And another thing

Every year that Allan Willet was away for Christmas during World War II, he received a Christmas cake from his grandmother. Sometimes it didn’t get to him until March the following year.

“My aunty was at a place in Essendon making
aircraft harnesses during the war. She had the cake tin soldered around the lid to make it completely airtight,” Willet says.

He says his grandmother was a great cook and, despite the time in transit, the cake

was delicious.

Willet joined the RAAF as a groundsman in 1942 and it wasn’t until 1946 that he had another Christmas at home.

At 90, Willet has more Christmas memories than most. And it is the simple things that he remembers most fondly.

There’s the roast chicken his squadron had one year at the Tocumwal RAAF base (on the NSW border).

“It was a real treat … most families only had chicken for Christmas and Easter,” he says.

He recalls fresh bread and butter with the Christmas meal his squadron had in a shed in Brisbane and then there was the Christmas in New Guinea.

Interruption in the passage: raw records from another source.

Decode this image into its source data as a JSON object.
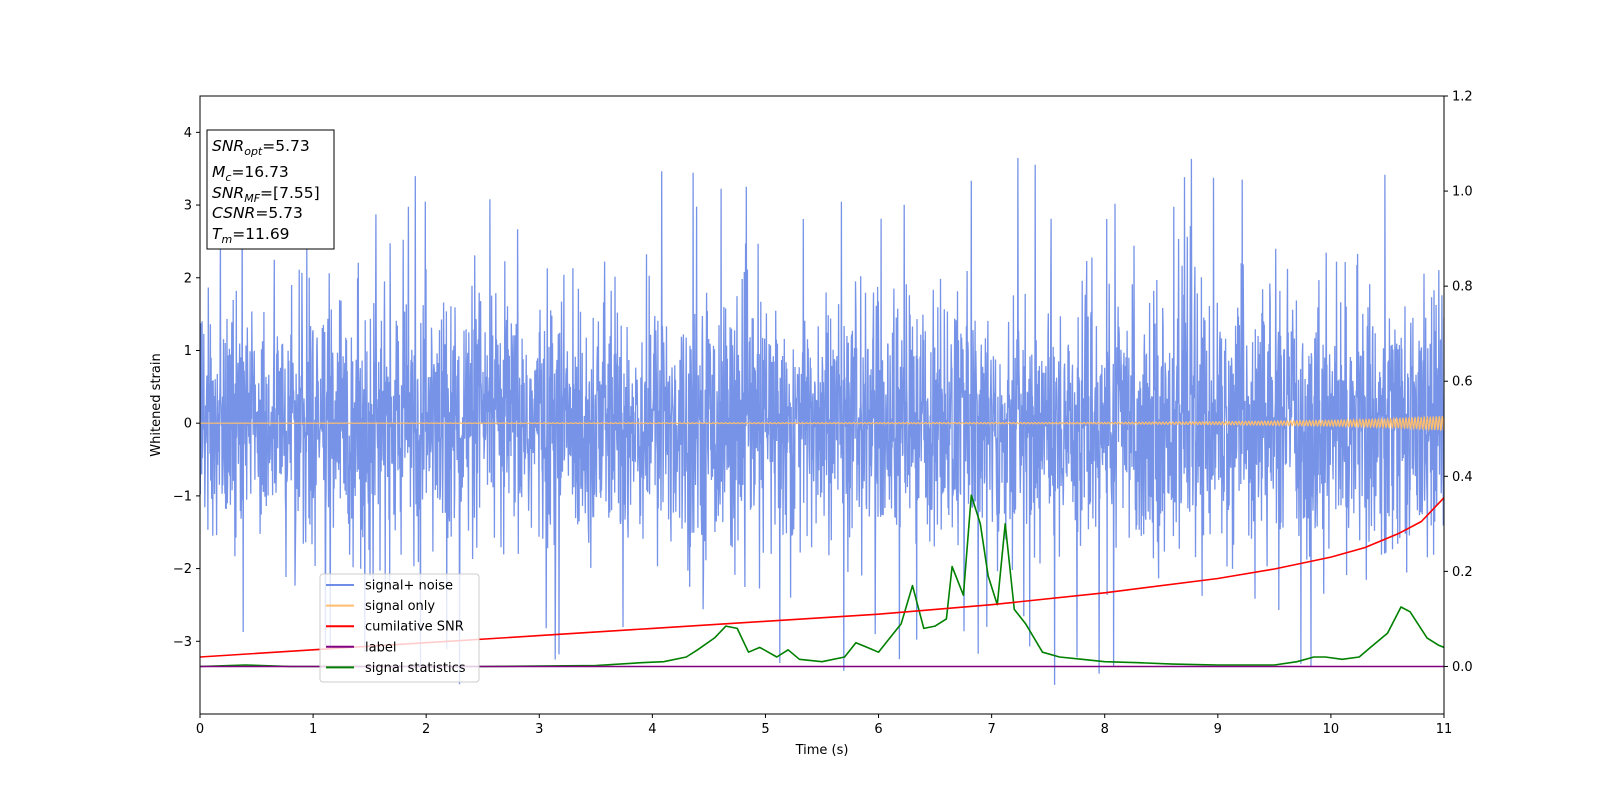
{
  "chart_data": {
    "type": "line",
    "title": "",
    "xlabel": "Time (s)",
    "ylabel": "Whitened strain",
    "xlim": [
      0,
      11
    ],
    "ylim": [
      -4,
      4.5
    ],
    "y2lim": [
      -0.1,
      1.2
    ],
    "xticks": [
      "0",
      "1",
      "2",
      "3",
      "4",
      "5",
      "6",
      "7",
      "8",
      "9",
      "10",
      "11"
    ],
    "yticks": [
      "−3",
      "−2",
      "−1",
      "0",
      "1",
      "2",
      "3",
      "4"
    ],
    "y2ticks": [
      "0.0",
      "0.2",
      "0.4",
      "0.6",
      "0.8",
      "1.0",
      "1.2"
    ],
    "grid": false,
    "legend_position": "lower-left",
    "series": [
      {
        "name": "signal+ noise",
        "color": "#6f8de6",
        "axis": "left",
        "description_values": "noise band, envelope approximately -1.8 to 1.8 with spikes to about 4.2 and -3.6",
        "x": [
          0,
          11
        ],
        "range": [
          -3.6,
          4.2
        ]
      },
      {
        "name": "signal only",
        "color": "#ffbe6e",
        "axis": "left",
        "x": [
          0,
          8,
          9,
          10,
          10.5,
          11
        ],
        "amplitude": [
          0.0,
          0.01,
          0.02,
          0.04,
          0.06,
          0.1
        ]
      },
      {
        "name": "cumilative SNR",
        "color": "#ff0000",
        "axis": "right",
        "x": [
          0,
          1,
          2,
          3,
          4,
          5,
          6,
          7,
          8,
          9,
          9.5,
          10,
          10.3,
          10.6,
          10.8,
          11
        ],
        "values": [
          0.02,
          0.035,
          0.05,
          0.065,
          0.08,
          0.095,
          0.11,
          0.13,
          0.155,
          0.185,
          0.205,
          0.23,
          0.25,
          0.28,
          0.305,
          0.355
        ]
      },
      {
        "name": "label",
        "color": "#800080",
        "axis": "right",
        "x": [
          0,
          11
        ],
        "values": [
          0.0,
          0.0
        ]
      },
      {
        "name": "signal statistics",
        "color": "#008000",
        "axis": "right",
        "x": [
          0,
          0.4,
          0.8,
          1.5,
          2.5,
          3.5,
          3.9,
          4.1,
          4.3,
          4.4,
          4.55,
          4.65,
          4.75,
          4.85,
          4.95,
          5.1,
          5.2,
          5.3,
          5.5,
          5.7,
          5.8,
          5.9,
          6.0,
          6.1,
          6.2,
          6.3,
          6.4,
          6.5,
          6.6,
          6.65,
          6.75,
          6.82,
          6.9,
          6.97,
          7.05,
          7.12,
          7.2,
          7.3,
          7.45,
          7.6,
          7.8,
          8.0,
          8.3,
          8.6,
          9.0,
          9.5,
          9.7,
          9.85,
          9.95,
          10.1,
          10.25,
          10.35,
          10.5,
          10.62,
          10.7,
          10.85,
          10.95,
          11.0
        ],
        "values": [
          0.0,
          0.003,
          0.0,
          0.0,
          0.0,
          0.002,
          0.008,
          0.01,
          0.02,
          0.035,
          0.06,
          0.085,
          0.08,
          0.03,
          0.04,
          0.02,
          0.035,
          0.015,
          0.01,
          0.02,
          0.05,
          0.04,
          0.03,
          0.06,
          0.09,
          0.17,
          0.08,
          0.085,
          0.1,
          0.21,
          0.15,
          0.36,
          0.3,
          0.19,
          0.13,
          0.3,
          0.12,
          0.09,
          0.03,
          0.02,
          0.015,
          0.01,
          0.008,
          0.005,
          0.003,
          0.003,
          0.01,
          0.02,
          0.02,
          0.015,
          0.02,
          0.04,
          0.07,
          0.125,
          0.115,
          0.06,
          0.045,
          0.04
        ]
      }
    ],
    "annotation_lines": [
      {
        "sym": "SNR",
        "sub": "opt",
        "val": "=5.73"
      },
      {
        "sym": "M",
        "sub": "c",
        "val": "=16.73"
      },
      {
        "sym": "SNR",
        "sub": "MF",
        "val": "=[7.55]"
      },
      {
        "sym": "CSNR",
        "sub": "",
        "val": "=5.73"
      },
      {
        "sym": "T",
        "sub": "m",
        "val": "=11.69"
      }
    ]
  }
}
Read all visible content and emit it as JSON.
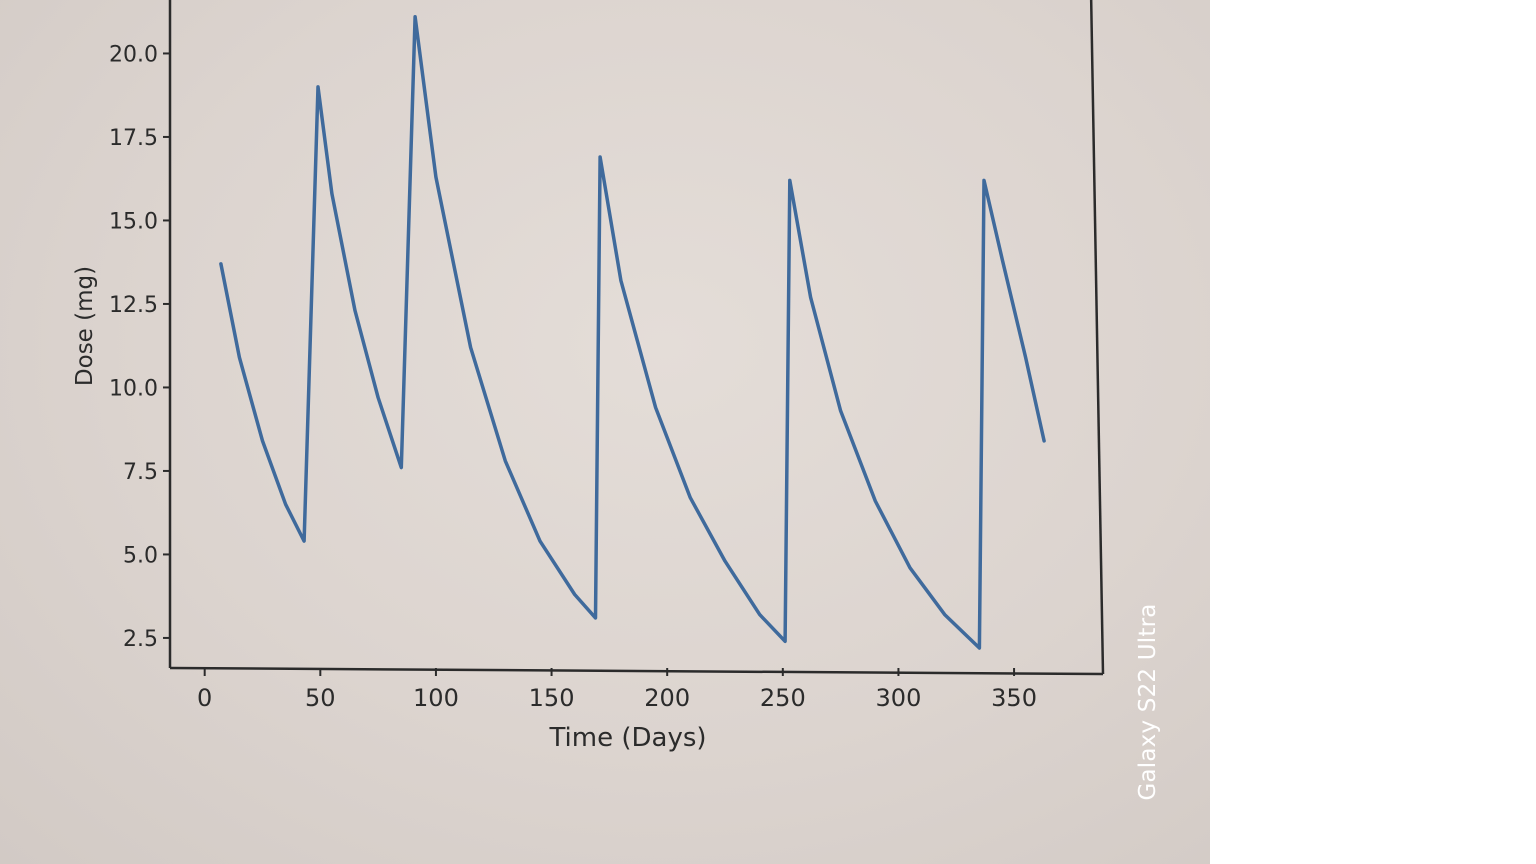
{
  "watermark": "Galaxy S22 Ultra",
  "chart_data": {
    "type": "line",
    "title": "",
    "xlabel": "Time (Days)",
    "ylabel": "Dose (mg)",
    "xlim": [
      -15,
      385
    ],
    "ylim": [
      1.6,
      21.9
    ],
    "xticks": [
      0,
      50,
      100,
      150,
      200,
      250,
      300,
      350
    ],
    "yticks": [
      2.5,
      5.0,
      7.5,
      10.0,
      12.5,
      15.0,
      17.5,
      20.0
    ],
    "grid": false,
    "line_color": "#3f6a9c",
    "series": [
      {
        "name": "",
        "x": [
          7,
          15,
          25,
          35,
          43,
          49,
          55,
          65,
          75,
          85,
          91,
          100,
          115,
          130,
          145,
          160,
          169,
          171,
          180,
          195,
          210,
          225,
          240,
          251,
          253,
          262,
          275,
          290,
          305,
          320,
          335,
          337,
          345,
          355,
          363
        ],
        "y": [
          13.7,
          10.9,
          8.4,
          6.5,
          5.4,
          19.0,
          15.8,
          12.3,
          9.7,
          7.6,
          21.1,
          16.3,
          11.2,
          7.8,
          5.4,
          3.8,
          3.1,
          16.9,
          13.2,
          9.4,
          6.7,
          4.8,
          3.2,
          2.4,
          16.2,
          12.7,
          9.3,
          6.6,
          4.6,
          3.2,
          2.2,
          16.2,
          13.8,
          10.9,
          8.4
        ]
      }
    ]
  }
}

“Our commanding officer used a contact in Townsville to bring in some Christmas goodies,”

says Willet.

“There was tinned turkey … I think we even had
a bag of potatoes … and lots of beer.”

He says he wasn’t overly bothered about being
away from home at Christmas but he could see it
was hard for the married blokes, especially the ones with children.

When Willet first tried to enlist in the air force he was refused because his occupation was considered protected. He worked for the Commonwealth Aircraft Corporation as an apprentice fitter

and turner.

Determined to join his friends in the armed forces, he quit his job and went to work for Myer selling napery. He was there in December 1941 when Japan joined the war. He remembers it well because that’s when he and another man were told to go down into the basement to do “a very important job”.

“When we got down there a bloke pointed to a great heap of crockery. He said, ‘It’s all got stickers on it that say Made in Japan. I want you to take off every sticker and put a Made in China one on’. It was a rotten job,”

he says.

A few months later, Willet was accepted by the air force, returning home in April 1946.

“When I got home I was pretty lost,” he says.

“I had a lot of mates before I joined up … we all got separated, some were killed. I’d go up to the local pub, always hoping someone would come in that I knew. It really got to me.”

It was around that time that he met his beloved Jean. By the Christmas of 1947 they were married and decades of family Christmases unfolded.

A week before their 65th wedding anniversary last year, three months out from Christmas, Jean died.

Christmas is not the same, says Willet.

“Jean’s not here and I feel it.”

But he still has the memories of the “many, many lovely Christmases” the two of them spent with

their kids.

“We had five kids and not a lot of money. But we had great fun. We always managed to get the kids nice things and Jean was a good cook.”

When his children had families of their own, everyone would come together on Boxing Day.

“We’d play cricket. The kids would all be squawking and yelling … tearing up my garden. They were great days,” he says.